Companies and employees are paying attention to this trend. In Deloitte’s global survey of over 10,400 business and human resource leaders this year, the issue of careers and learning was ranked the second most important trend, up from fifth last year.

Singapore National Employers Federation executive director Koh Juan Kiat said that with workforce growth slowing tremendously, it is even more important for employers to develop staff to their fullest potential.

“Employers need to continually invest in the skills of their employees to keep them updated and relevant to their business requirements,” he said, adding that they can tap schemes like the professional conversion programmes to reskill workers in technical areas such as aerospace, electronics and infocomm technology.

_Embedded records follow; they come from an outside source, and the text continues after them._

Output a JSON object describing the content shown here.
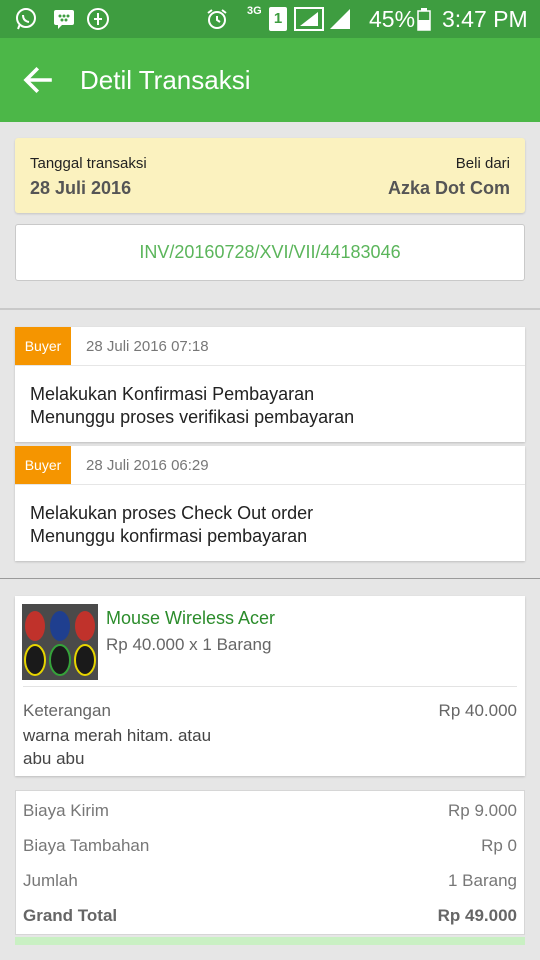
{
  "status_bar": {
    "battery_percent": "45%",
    "time": "3:47 PM",
    "network": "3G",
    "sim": "1",
    "icons": [
      "whatsapp-icon",
      "bbm-icon",
      "app-icon",
      "alarm-icon",
      "signal-icon",
      "battery-icon"
    ]
  },
  "app_bar": {
    "title": "Detil Transaksi",
    "accent": "#4cb748"
  },
  "transaction": {
    "date_label": "Tanggal transaksi",
    "date_value": "28 Juli 2016",
    "seller_label": "Beli dari",
    "seller_value": "Azka Dot Com",
    "invoice": "INV/20160728/XVI/VII/44183046"
  },
  "logs": [
    {
      "role": "Buyer",
      "timestamp": "28 Juli 2016 07:18",
      "line1": "Melakukan Konfirmasi Pembayaran",
      "line2": "Menunggu proses verifikasi pembayaran"
    },
    {
      "role": "Buyer",
      "timestamp": "28 Juli 2016 06:29",
      "line1": "Melakukan proses Check Out order",
      "line2": "Menunggu konfirmasi pembayaran"
    }
  ],
  "product": {
    "name": "Mouse Wireless Acer",
    "price_qty": "Rp 40.000 x 1 Barang",
    "note_label": "Keterangan",
    "subtotal": "Rp 40.000",
    "note_line1": "warna merah hitam. atau",
    "note_line2": "abu abu"
  },
  "summary": {
    "rows": [
      {
        "label": "Biaya Kirim",
        "value": "Rp 9.000"
      },
      {
        "label": "Biaya Tambahan",
        "value": "Rp 0"
      },
      {
        "label": "Jumlah",
        "value": "1 Barang"
      }
    ],
    "total_label": "Grand Total",
    "total_value": "Rp 49.000"
  }
}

The Tripartite Alliance for Fair and Progressive Employment Practices, which manages the Human Capital Partnership programme announced last year to reward progressive employers who develop staff, highlighted some good practices by companies.

These include starting internal training centres with customised courses that address specific challenges, and rotating employees across offices, teams or countries to help them develop more well-rounded skills.

Mr Koh said workers should also be prepared to take on new job roles and can initiate requests to go for training if they find they lack the skills for the job.

Skills upgrading was a necessity for Dr Wong Loke Yuen, 36, a global product manager at semiconductor equipment manufacturer Applied Materials, as he progressed over six years from his initial role as research and development process engineer.

In his current role of seeing a product through from design to manufacturing, he has to keep abreast of new markets and rapid advances in technology, as semiconductor chips are being used in fields such as the Internet of Things, artificial intelligence and autonomous vehicles.

“I actively learn from both internal subject matter experts as well as through various customer engagements. I also sign up for multiple training opportunities offered by Applied online and face to face,” he said.

Dr Wong, who has a PhD in physics, has gone for short-term overseas assignments such as at the company’s headquarters in Silicon Valley. Experts in specific technology areas also travelled to Singapore to pass on knowledge to the local team.

Applied Materials South-east Asia regional president Russell Tham said managers and workers at the company create employee development plans together that are aligned to job requirements and career interests.

Helping workers develop and upgrade skills is the topic of a roundtable discussion today organised by The Straits Times.